Pero, muchos que como yo hemos crecido en los sembradíos que había dejado la «juventud perdida» de aquellos escépticos pensadores de la Francia contemporánea, con su cine negro y sus canciones de una rebeldía metafísica más al estilo de la «revolté» que pregonaba Octavio Paz antes que a la violencia por la violencia misma, terminamos convirtiéndonos en ejemplares escépticos de un país que, de a poco, iba quedándose sin futuro y lejos de aquel pensamiento de Horacio que quedaba como una frase para poetas noveles o películas de estudiantinas sufridas y vanamente esperanzadoras.
Ni qué decir de los gobernantes y políticos de poca monta para quiénes, seguramente, el sueño de Luther King es tirarse de cabeza en la cama y echarse a dormir sin la pesadumbre de la conciencia (que la deben tener bastante sucia, vea) y con el cerebro sumergido en la hipotermia de la Nada, cuestión que originaría una buena patada en el trasero propinada por Macedonio Fernández.

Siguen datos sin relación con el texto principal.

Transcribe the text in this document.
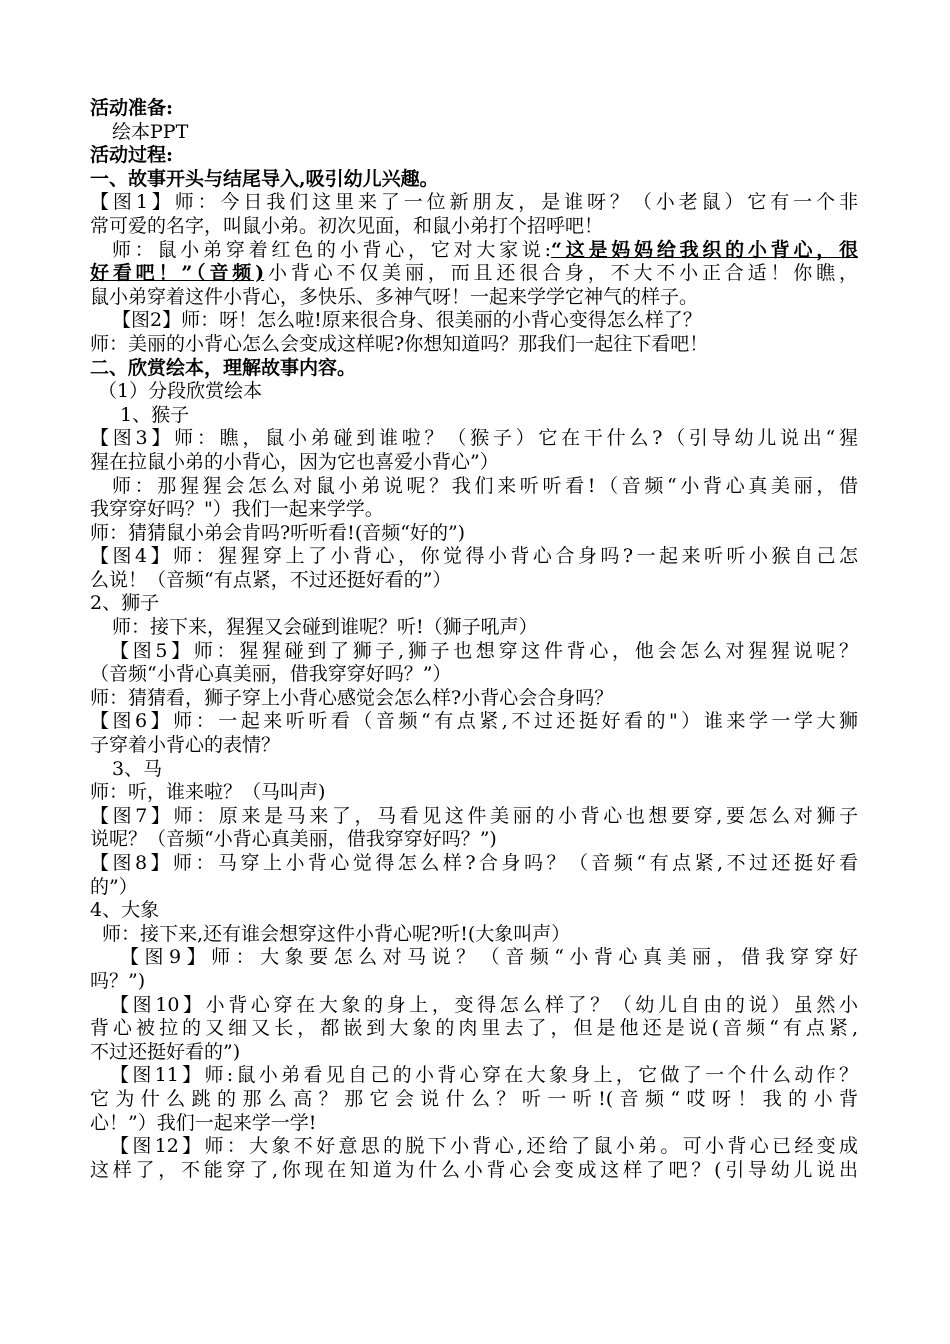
活动准备:
绘本PPT
活动过程:
一、故事开头与结尾导入,吸引幼儿兴趣。
【图1】师：今日我们这里来了一位新朋友，是谁呀？（小老鼠）它有一个非
常可爱的名字，叫鼠小弟。初次见面，和鼠小弟打个招呼吧！
师：鼠小弟穿着红色的小背心，它对大家说:“这是妈妈给我织的小背心，很
好看吧！”（音频)小背心不仅美丽，而且还很合身，不大不小正合适！你瞧，
鼠小弟穿着这件小背心，多快乐、多神气呀！一起来学学它神气的样子。
【图2】师：呀！怎么啦!原来很合身、很美丽的小背心变得怎么样了？
师：美丽的小背心怎么会变成这样呢?你想知道吗？那我们一起往下看吧！
二、欣赏绘本，理解故事内容。
（1）分段欣赏绘本
1、猴子
【图3】师：瞧，鼠小弟碰到谁啦？（猴子）它在干什么?（引导幼儿说出“猩
猩在拉鼠小弟的小背心，因为它也喜爱小背心”）
师：那猩猩会怎么对鼠小弟说呢？我们来听听看!（音频“小背心真美丽，借
我穿穿好吗？"）我们一起来学学。
师：猜猜鼠小弟会肯吗?听听看!(音频“好的”)
【图4】师：猩猩穿上了小背心，你觉得小背心合身吗?一起来听听小猴自己怎
么说！（音频“有点紧，不过还挺好看的”）
2、狮子
师：接下来，猩猩又会碰到谁呢？听!（狮子吼声）
【图5】师：猩猩碰到了狮子,狮子也想穿这件背心，他会怎么对猩猩说呢？
（音频“小背心真美丽，借我穿穿好吗？”）
师：猜猜看，狮子穿上小背心感觉会怎么样?小背心会合身吗？
【图6】师：一起来听听看（音频“有点紧,不过还挺好看的"）谁来学一学大狮
子穿着小背心的表情？
3、马
师：听，谁来啦？（马叫声)
【图7】师：原来是马来了，马看见这件美丽的小背心也想要穿,要怎么对狮子
说呢？（音频“小背心真美丽，借我穿穿好吗？”)
【图8】师：马穿上小背心觉得怎么样?合身吗？（音频“有点紧,不过还挺好看
的”）
4、大象
师：接下来,还有谁会想穿这件小背心呢?听!(大象叫声）
【图9】师：大象要怎么对马说？（音频“小背心真美丽，借我穿穿好
吗？”)
【图10】小背心穿在大象的身上，变得怎么样了？（幼儿自由的说）虽然小
背心被拉的又细又长，都嵌到大象的肉里去了，但是他还是说(音频“有点紧,
不过还挺好看的”)
【图11】师:鼠小弟看见自己的小背心穿在大象身上，它做了一个什么动作？
它为什么跳的那么高？那它会说什么？听一听!(音频“哎呀！我的小背
心！”）我们一起来学一学!
【图12】师：大象不好意思的脱下小背心,还给了鼠小弟。可小背心已经变成
这样了，不能穿了,你现在知道为什么小背心会变成这样了吧？(引导幼儿说出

Y es doloroso esto de andar mirando los sueños en esta vigilia que no es tal, porque los amaneceres, de tan idénticos en el sufrimiento, son tan rutinariamente desgraciados, que uno va quedándose solamente en el anhelo de lo que fue.
Increíblemente, no es que uno quiera ver «todo negativo» como diría aquel que abrazaba cajas fuertes y cuyo único sueño era la perpetuación del poder a través de abdicaciones consanguíneas, sino que la esencia del viejo anhelo se nos fue desgranando como migajas de una inútil esperanza que derivó en esta vacuidad en la que nos fuimos transformando, después de mandar al carajo a los Macedonio, los Luther King o los Horacio que por el mundo han sido, para quedarnos con la ramplonería, al fin y al cabo, más facilonga, de aquellos que hicieron y hacen que la política haya perdido su nobleza para convertirse en una herramienta pedestre de enriquecimiento, las más de la veces, ilícito.

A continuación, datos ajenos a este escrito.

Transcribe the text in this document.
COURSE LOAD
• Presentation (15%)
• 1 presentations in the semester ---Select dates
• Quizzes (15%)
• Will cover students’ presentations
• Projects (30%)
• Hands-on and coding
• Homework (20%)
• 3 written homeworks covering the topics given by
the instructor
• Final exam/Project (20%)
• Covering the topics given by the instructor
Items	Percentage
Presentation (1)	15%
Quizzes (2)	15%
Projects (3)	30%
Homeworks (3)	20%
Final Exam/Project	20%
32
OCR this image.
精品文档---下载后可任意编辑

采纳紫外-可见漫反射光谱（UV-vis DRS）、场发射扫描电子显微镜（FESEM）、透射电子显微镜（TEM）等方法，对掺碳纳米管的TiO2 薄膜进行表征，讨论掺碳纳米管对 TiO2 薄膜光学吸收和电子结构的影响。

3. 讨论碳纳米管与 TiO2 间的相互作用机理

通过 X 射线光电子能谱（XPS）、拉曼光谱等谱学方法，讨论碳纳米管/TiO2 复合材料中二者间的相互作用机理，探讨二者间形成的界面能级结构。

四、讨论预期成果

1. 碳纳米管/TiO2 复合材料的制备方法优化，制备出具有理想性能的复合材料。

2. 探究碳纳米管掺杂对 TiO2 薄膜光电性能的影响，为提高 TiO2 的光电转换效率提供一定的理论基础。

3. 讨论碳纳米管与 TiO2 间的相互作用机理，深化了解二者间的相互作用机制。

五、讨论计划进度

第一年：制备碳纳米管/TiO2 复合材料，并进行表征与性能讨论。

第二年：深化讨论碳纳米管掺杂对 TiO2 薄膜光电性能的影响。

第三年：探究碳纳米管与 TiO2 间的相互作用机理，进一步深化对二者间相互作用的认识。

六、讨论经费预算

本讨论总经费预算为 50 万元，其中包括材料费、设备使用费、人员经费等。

O, como aquellos otros, de pecho levantado, que fungen como periodistas con el solo fin de llegar a la política a través de sus espacios, tan vacuos y ordinarios como los que ofician de eternos políticos, para sentarse en una poltrona que les sostenga el pesado trasero que andan arrastrando como mandriles.
No es, claro, que los periodistas sean arcángeles San Miguel, ni mucho menos. Hay muchos, demasiados, que suponen que Arturo Frondizi era un general golpista y no un brillante político desarrollista. Y no es exagerado el ejemplo. Ni hablar de ortografía ni sintaxis aunque ahora, con el lenguaje que se supone inclusivo, inventado por minorías facciosas, puedan zafar de su ignorancia.
Como hay aspirantes a políticos que brotaron de las facultades de Derecho, convencidos de que las leyes solamente pueden ser entendidas por sus encasquetados cerebros por lo que, por carácter transitivo, son los más aptos para una carrera política o judicial que, ni entienden ni les interesa. Ni hablar, claro está, de aquellos que se han entregado a la ordalía de las divinidades burocráticas y trascienden, si no por sus méritos, por su producción de saliva que los hace los más firmes postulantes al chupamedismo.
Entonces, ¿qué hacer cuando nuestra placentera vigilia se quiebra como el cristal porque lo mejor imaginado es cruzado por nubarrones de estulticia y privilegios? ¿Cuando tener un sueño es caer, irremediablemente, en una corriente de decepciones permanentes y donde el buen modo, el mejor gesto, solo son resabios de una antigualla estragada por la actual mediocridad de una sociedad cada vez más violenta e insolidaria?
Cuando la realidad del país se parece a un vademécum diario de tragedias y donde Discepolín va a seguir teniendo razón, de nada valdrán cinco premios Nobel, los mejores escritores, poetas y músicos del mundo y los científicos más brillantes si, como sociedad, seguimos arrojándonos muertos, desventuras y desatinos que nos dejan desnudos de horizontes y futuros. Esto es la Nada.
Quizás, y solo quizás, un día podamos sentarnos de frente hacia algún horizonte, mirar más allá de todos los infiernos y seguir todo el periplo del sol como en una vigilia eterna que nos eleva en días de buenos sueños y mejores anhelos. Una vigilia que no sea solo «la de los ojos abiertos».